Ecology:Garantiana is one of those ammonite genera for which sexual dimorphism has been suspected. Whereas Garantiana are supposed to have been the macroconchs, a different genus of ammonites, Pseudogarantiana, are thought to have been the microconchs. Certainly, the two genera are frequently found together, and while Garantiana are fairly conventional in appearance, Pseudogarantiana are smaller and sport lappets on either side of the aperture when fully grown. The usual interpretation is that the microconchs were the males, and that the lappets served no real practical purpose beyond displaying the maturity and fitness of the animal that bore them.

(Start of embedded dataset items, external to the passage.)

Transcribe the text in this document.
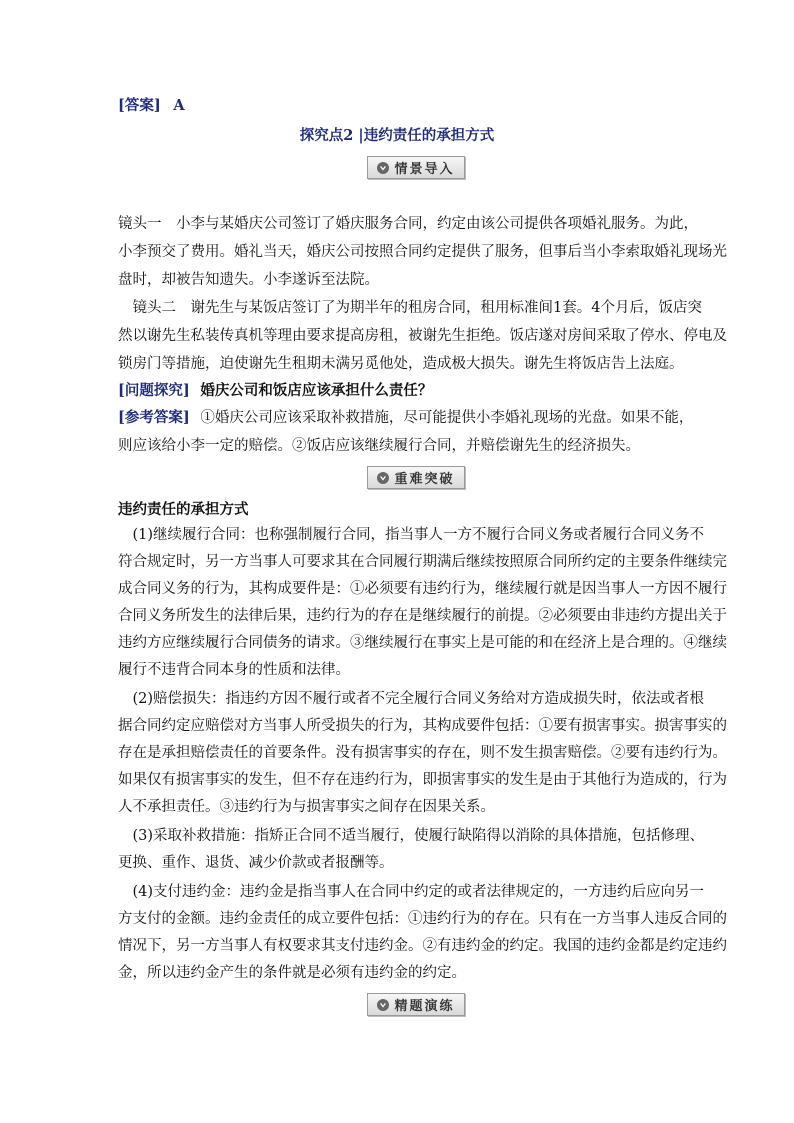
[答案] A
探究点2 |违约责任的承担方式
情景导入
镜头一　小李与某婚庆公司签订了婚庆服务合同，约定由该公司提供各项婚礼服务。为此，
小李预交了费用。婚礼当天，婚庆公司按照合同约定提供了服务，但事后当小李索取婚礼现场光
盘时，却被告知遗失。小李遂诉至法院。
　镜头二　谢先生与某饭店签订了为期半年的租房合同，租用标准间1套。4个月后，饭店突
然以谢先生私装传真机等理由要求提高房租，被谢先生拒绝。饭店遂对房间采取了停水、停电及
锁房门等措施，迫使谢先生租期未满另觅他处，造成极大损失。谢先生将饭店告上法庭。
[问题探究] 婚庆公司和饭店应该承担什么责任？
[参考答案] ①婚庆公司应该采取补救措施，尽可能提供小李婚礼现场的光盘。如果不能，
则应该给小李一定的赔偿。②饭店应该继续履行合同，并赔偿谢先生的经济损失。
重难突破
违约责任的承担方式
　(1)继续履行合同：也称强制履行合同，指当事人一方不履行合同义务或者履行合同义务不
符合规定时，另一方当事人可要求其在合同履行期满后继续按照原合同所约定的主要条件继续完
成合同义务的行为，其构成要件是：①必须要有违约行为，继续履行就是因当事人一方因不履行
合同义务所发生的法律后果，违约行为的存在是继续履行的前提。②必须要由非违约方提出关于
违约方应继续履行合同债务的请求。③继续履行在事实上是可能的和在经济上是合理的。④继续
履行不违背合同本身的性质和法律。
　(2)赔偿损失：指违约方因不履行或者不完全履行合同义务给对方造成损失时，依法或者根
据合同约定应赔偿对方当事人所受损失的行为，其构成要件包括：①要有损害事实。损害事实的
存在是承担赔偿责任的首要条件。没有损害事实的存在，则不发生损害赔偿。②要有违约行为。
如果仅有损害事实的发生，但不存在违约行为，即损害事实的发生是由于其他行为造成的，行为
人不承担责任。③违约行为与损害事实之间存在因果关系。
　(3)采取补救措施：指矫正合同不适当履行，使履行缺陷得以消除的具体措施，包括修理、
更换、重作、退货、减少价款或者报酬等。
　(4)支付违约金：违约金是指当事人在合同中约定的或者法律规定的，一方违约后应向另一
方支付的金额。违约金责任的成立要件包括：①违约行为的存在。只有在一方当事人违反合同的
情况下，另一方当事人有权要求其支付违约金。②有违约金的约定。我国的违约金都是约定违约
金，所以违约金产生的条件就是必须有违约金的约定。
精题演练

Notes:Garantiana species are used for biostratigraphy across Europe and into the Caucasus region. This is reflected in the name of the Garantiana oil field some 100km off the west coast of Norway.
Cleoniceras sp.
Name:Cleoniceras sp
Distinctive features:Involute, moderately compressed ammonite, with gently curved ribs and weak tubercles close to the umbilicus.

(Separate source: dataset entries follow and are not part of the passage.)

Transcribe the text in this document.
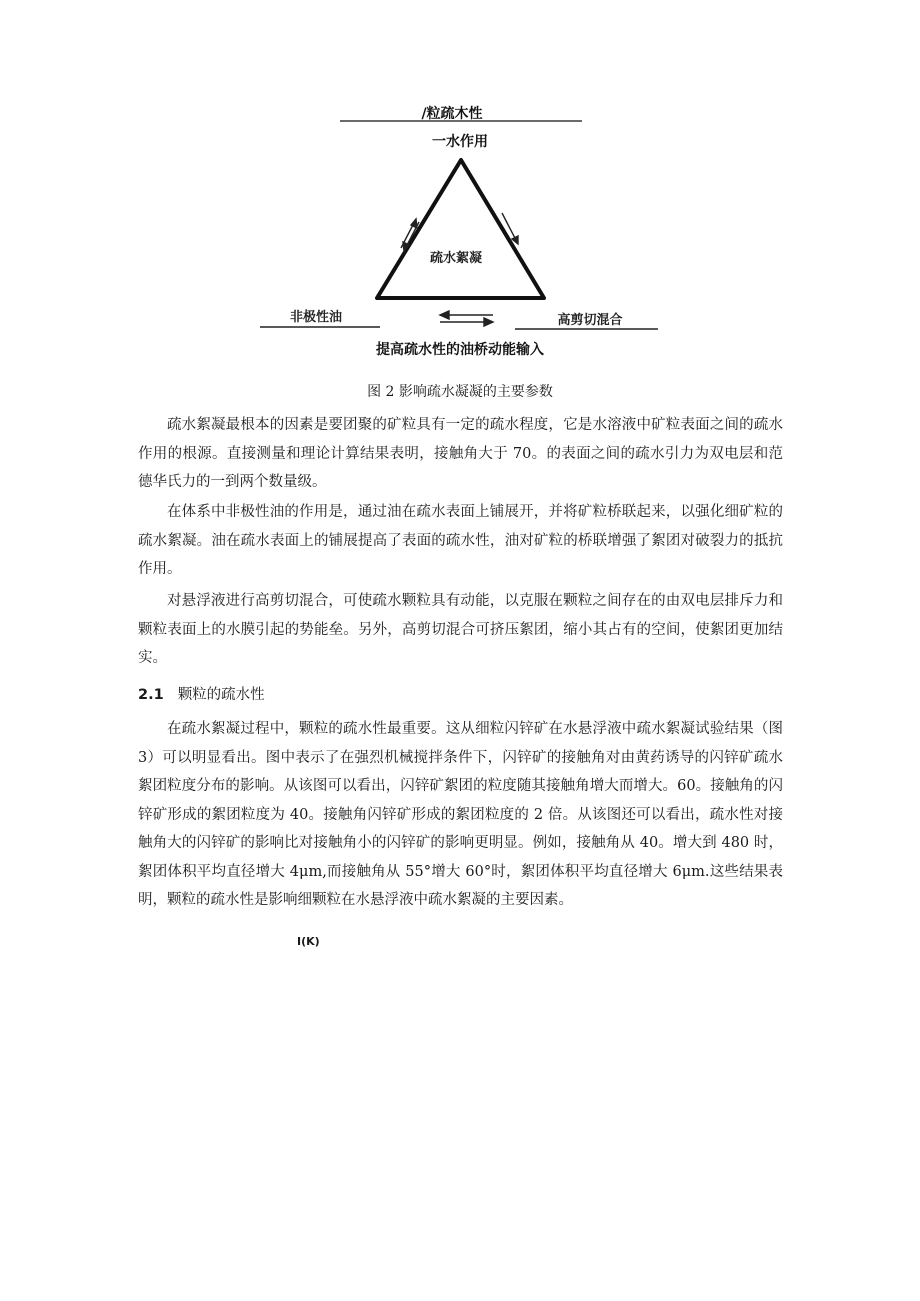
/粒疏木性
一水作用
疏水絮凝
非极性油	高剪切混合
提高疏水性的油桥动能输入
图 2 影响疏水凝凝的主要参数

疏水絮凝最根本的因素是要团聚的矿粒具有一定的疏水程度，它是水溶液中矿粒表面之间的疏水作用的根源。直接测量和理论计算结果表明，接触角大于 70。的表面之间的疏水引力为双电层和范德华氏力的一到两个数量级。

在体系中非极性油的作用是，通过油在疏水表面上铺展开，并将矿粒桥联起来，以强化细矿粒的疏水絮凝。油在疏水表面上的铺展提高了表面的疏水性，油对矿粒的桥联增强了絮团对破裂力的抵抗作用。

对悬浮液进行高剪切混合，可使疏水颗粒具有动能，以克服在颗粒之间存在的由双电层排斥力和颗粒表面上的水膜引起的势能垒。另外，高剪切混合可挤压絮团，缩小其占有的空间，使絮团更加结实。

2.1 颗粒的疏水性

在疏水絮凝过程中，颗粒的疏水性最重要。这从细粒闪锌矿在水悬浮液中疏水絮凝试验结果（图 3）可以明显看出。图中表示了在强烈机械搅拌条件下，闪锌矿的接触角对由黄药诱导的闪锌矿疏水絮团粒度分布的影响。从该图可以看出，闪锌矿絮团的粒度随其接触角增大而增大。60。接触角的闪锌矿形成的絮团粒度为 40。接触角闪锌矿形成的絮团粒度的 2 倍。从该图还可以看出，疏水性对接触角大的闪锌矿的影响比对接触角小的闪锌矿的影响更明显。例如，接触角从 40。增大到 480 时，絮团体积平均直径增大 4μm,而接触角从 55°增大 60°时，絮团体积平均直径增大 6μm.这些结果表明，颗粒的疏水性是影响细颗粒在水悬浮液中疏水絮凝的主要因素。

I(K)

Ecology:Ammonite ecology is notoriously difficult to determine, but one line of evidence is the ratio of certain isotopes in shell material. The idea here is that temperature affects the ratio of, for example, the two isotopes of carbon or the two isotopes of strontium. By sampling ammonite shell material, where preserved, geologists can determine the ambient temperature at the time the shell was formed, which provides information on seasons and water depth. In the case of Cleoniceras, one study indicated ambient water temperatures around 18˚C, suggesting it didn’t live in the warm surface waters of its tropical habitat, but a bit deeper down the water column, around 100m or so.
Notes:Cleoniceras belong to an important family of ammonites known as the Hoplitidae. These were common during the middle part of the Cretaceous (specifically, the Aptian, Albian and Cenomanian stages) and individual species were often geographically widespread but relatively short lived in geological terms, making them extremely useful for biostratigraphy.